I- Le Gorgias, une polémique philosophique contre la morale commune.

Comme la République, le Gorgias est un livre de combat, un livre d'une grande violence, une machine de guerre dirigée par Platon contre la morale et la politique de ses contemporains (1). Comme dans l'Apologie de Socrate, le Criton ou la République, Platon met en scène cet affrontement sous la forme d'un débat entre Socrate et des interlocuteurs qui, en dépit de la diversité de leurs propos, ont toujours cela de commun qu'ils témoignent de leur intégration dans la société, dont ils connaissent les ressorts et les usages, dans laquelle ils ont des amis et une place respectée - un mot, ils y jouissent d'un certain pouvoir (dunamis), non pas nécessairement politique, mais d'une capacité d'action en général, leur permettant de défendre leurs amis et de se prémunir de leurs ennemis. Ces adversaires, qu'il s'agisse de Criton dans le dialogue éponyme, de Calliclès dans le Gorgias ou de Polémarque et Thrasymaque dans la République, expriment ce point de vue comme une définition implicite de la justice: être un homme juste, c'est se donner les moyens de survivre dans une telle société, en rendant à chacun son dû, c'est-à-dire le bien à l'ami (protéger les siens, protéger ses amis) et le mal à l'ennemi. Cette morale du talion, de la réciprocité, est explicitée à la fois dans le Criton et au premier livre de la République. Elle est à chaque fois attribuée « à la foule», « à la multitude ». Platon y voit la morale de son temps. Or au nom de cette morale, il se trouve un personnage que l'on ne saurait considérer comme juste, un homme qui a volontairement renoncé à garantir sa protection et à se prémunir de ses ennemis, et qui semble vouloir troubler la jeunesse dans l'apprentissage des valeurs communes : Socrate.

Que signifie le fait de mettre en scène des dialogues entre ces divers interlocuteurs et un tel personnage? Pourquoi avoir été chercher une figure aussi étrangère à sa propre société? Celui que l'on pourra décrire, dans le Gorgias, comme quelqu'un qui a refusé de « s'assimiler au peuple athénien », qui a refusé de « devenir semblable» à ces concitoyens? Socrate constamment mis en scène face à des étrangers, Protagoras, Hippias, Gorgias, Céphale, riche Syracusain établi au Pyrée chez qui se déroule le débat de la République, est, bien que né à Athènes, le véritable étranger qui traverse ces dialogues. Il n'y a de ce point de vue que peu de divergences entre les bons Athéniens, les Criton, Adimante, Glaucon, Polos et Calliclès, et les étrangers comme Gorgias ou Céphale : tous participent de cette morale commune qui ne semble pas connaître de frontières. Socrate est le seul exilé, dans sa propre cité.

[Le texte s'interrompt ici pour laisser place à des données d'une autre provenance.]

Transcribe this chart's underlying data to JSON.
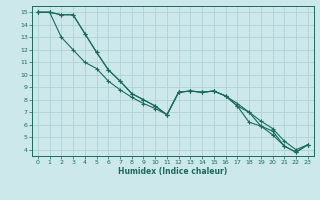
{
  "xlabel": "Humidex (Indice chaleur)",
  "ylabel": "",
  "background_color": "#cce8eb",
  "grid_color": "#aacfd4",
  "line_color": "#1a6b5a",
  "xlim": [
    -0.5,
    23.5
  ],
  "ylim": [
    3.5,
    15.5
  ],
  "xticks": [
    0,
    1,
    2,
    3,
    4,
    5,
    6,
    7,
    8,
    9,
    10,
    11,
    12,
    13,
    14,
    15,
    16,
    17,
    18,
    19,
    20,
    21,
    22,
    23
  ],
  "yticks": [
    4,
    5,
    6,
    7,
    8,
    9,
    10,
    11,
    12,
    13,
    14,
    15
  ],
  "series1_x": [
    0,
    1,
    2,
    3,
    4,
    5,
    6,
    7,
    8,
    9,
    10,
    11,
    12,
    13,
    14,
    15,
    16,
    17,
    18,
    19,
    20,
    21,
    22,
    23
  ],
  "series1_y": [
    15,
    15,
    13,
    12,
    11,
    10.5,
    9.5,
    8.8,
    8.2,
    7.7,
    7.3,
    6.8,
    8.6,
    8.7,
    8.6,
    8.7,
    8.3,
    7.7,
    7.0,
    6.3,
    5.7,
    4.7,
    4.0,
    4.4
  ],
  "series2_x": [
    0,
    1,
    2,
    3,
    4,
    5,
    6,
    7,
    8,
    9,
    10,
    11,
    12,
    13,
    14,
    15,
    16,
    17,
    18,
    19,
    20,
    21,
    22,
    23
  ],
  "series2_y": [
    15,
    15,
    14.8,
    14.8,
    13.3,
    11.8,
    10.4,
    9.5,
    8.5,
    8.0,
    7.5,
    6.8,
    8.6,
    8.7,
    8.6,
    8.7,
    8.3,
    7.5,
    7.0,
    5.9,
    5.5,
    4.3,
    3.8,
    4.4
  ],
  "series3_x": [
    0,
    1,
    2,
    3,
    4,
    5,
    6,
    7,
    8,
    9,
    10,
    11,
    12,
    13,
    14,
    15,
    16,
    17,
    18,
    19,
    20,
    21,
    22,
    23
  ],
  "series3_y": [
    15,
    15,
    14.8,
    14.8,
    13.3,
    11.8,
    10.4,
    9.5,
    8.5,
    8.0,
    7.5,
    6.8,
    8.6,
    8.7,
    8.6,
    8.7,
    8.3,
    7.5,
    6.2,
    5.9,
    5.2,
    4.3,
    3.8,
    4.4
  ]
}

Or l'exil de Socrate est sans retour: comme il va apparaître au fil du Gorgias, l'opposition des définitions de la justice et des modes de vie est irréconciliable. Socrate ne saurait être un homme juste pour la société que représentent ces divers personnages. Et cette société ne saurait trouver grâce aux yeux du personnage de Socrate : il faut soit se tenir à l'écart, soit la transformer de fond en comble, sans reste. On pourrait dire que Platon prend au sérieux, d'un point de vue philosophique, la mise à mort de Socrate. L'Apologie de Socrate n'est pas, de ce point de vue, le seul dialogue qui rejoue le procès. On peut en dire au tant du Gorgias, comme du Criton ou de la République. Au-delà de la restitution du procès, il s'agit de mettre à jour le débat fondamental, le débat philosophique qui oppose les valeurs de la société qui a condamné Socrate et celles que Platon attribue à ce personnage. Ce débat apparaît alors comme sans issue: aucun compromis n'est possible. L'un ou l'autre doit mourir. Soit Socrate, comme dans le Phédon, soit la cité athénienne telle que la perçoit Platon, dont on fait table rase pour construire une Cité juste, conforme à la définition de la justice attribuée au personnage de Socrate - projet mis en oeuvre dans la République et dans les Lois.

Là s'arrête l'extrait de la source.